膝に手を差し込んでお姫様抱っこの形で持ち上げると、耳元のすぐそばにマックスの顔がやってくる。
「なんなの、これは!」
「さっきからごちゃごちゃ言いやがって。パフェ食いに行くぞ、パフェ」
「それは嬉しいけど、もう少しロマンがある誘いかたをしてくれない?」
「うるせえ」
出会って1周年記念だから食べに行こう、なんていうのは恥ずかしくて言えない。
不満げな顔のマックスは俺の首筋に強く腕を巻きつけてくるが、そんな小さな痛みは我慢する。

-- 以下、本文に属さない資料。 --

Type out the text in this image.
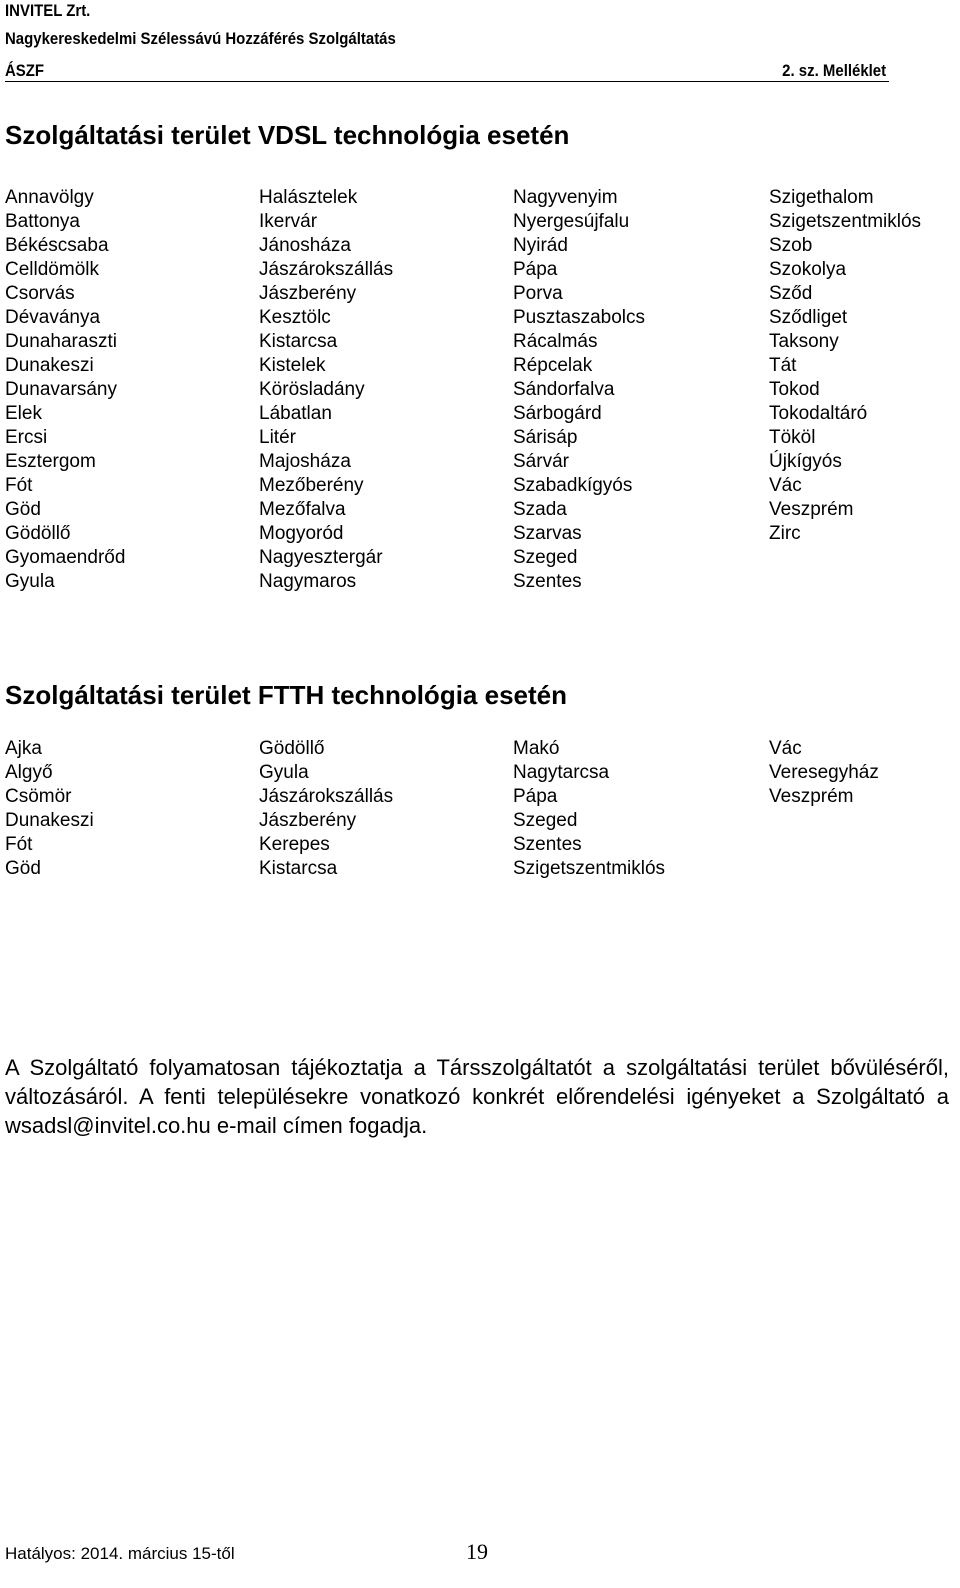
INVITEL Zrt.
Nagykereskedelmi Szélessávú Hozzáférés Szolgáltatás
ÁSZF	2. sz. Melléklet
Szolgáltatási terület VDSL technológia esetén
Annavölgy
Battonya
Békéscsaba
Celldömölk
Csorvás
Dévaványa
Dunaharaszti
Dunakeszi
Dunavarsány
Elek
Ercsi
Esztergom
Fót
Göd
Gödöllő
Gyomaendrőd
Gyula
Halásztelek
Ikervár
Jánosháza
Jászárokszállás
Jászberény
Kesztölc
Kistarcsa
Kistelek
Körösladány
Lábatlan
Litér
Majosháza
Mezőberény
Mezőfalva
Mogyoród
Nagyesztergár
Nagymaros
Nagyvenyim
Nyergesújfalu
Nyirád
Pápa
Porva
Pusztaszabolcs
Rácalmás
Répcelak
Sándorfalva
Sárbogárd
Sárisáp
Sárvár
Szabadkígyós
Szada
Szarvas
Szeged
Szentes
Szigethalom
Szigetszentmiklós
Szob
Szokolya
Sződ
Sződliget
Taksony
Tát
Tokod
Tokodaltáró
Tököl
Újkígyós
Vác
Veszprém
Zirc
Szolgáltatási terület FTTH technológia esetén
Ajka
Algyő
Csömör
Dunakeszi
Fót
Göd
Gödöllő
Gyula
Jászárokszállás
Jászberény
Kerepes
Kistarcsa
Makó
Nagytarcsa
Pápa
Szeged
Szentes
Szigetszentmiklós
Vác
Veresegyház
Veszprém
A Szolgáltató folyamatosan tájékoztatja a Társszolgáltatót a szolgáltatási terület bővüléséről, változásáról. A fenti településekre vonatkozó konkrét előrendelési igényeket a Szolgáltató a wsadsl@invitel.co.hu e-mail címen fogadja.
Hatályos: 2014. március 15-től	19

想いがあふれてしまうと、今はマックスの顔をまともに見ることができない。
これは俺の照れ隠しだ。
関係をどう変えようかはわからない。
俺には恋愛感情はないし、マックスも自分の気持ちを別なのと勘違いしている可能性が高い。1度たりとも優しくしたことがない俺に思う感情は別のなにかに違いない。
だから問題は先送りにして時間が解決することを待つ。
賢いマックスのことだから、俺のことは近いうちにあきらめるだろう。
深く息をつき、頭が疲れたことを感じながら執務室の扉を開けて廊下に出る。
その途端、耳が舐められる。
軽く舌でぺろりと始まり、耳を口に入れたと思うとそのまま舐め続けてくる。声も出さずに耐えていると今度は音を出しながら舐めてきた。
恐ろしい気持ちよさに気合いを入れて耐えつつ、食堂へとなんとかたどりつくことができた。
途中、すれちがう人たちの視線が恥ずかしかったという記憶は忘れることにする。
―――今日これから俺とマックスとの新しい関係が始まっていく。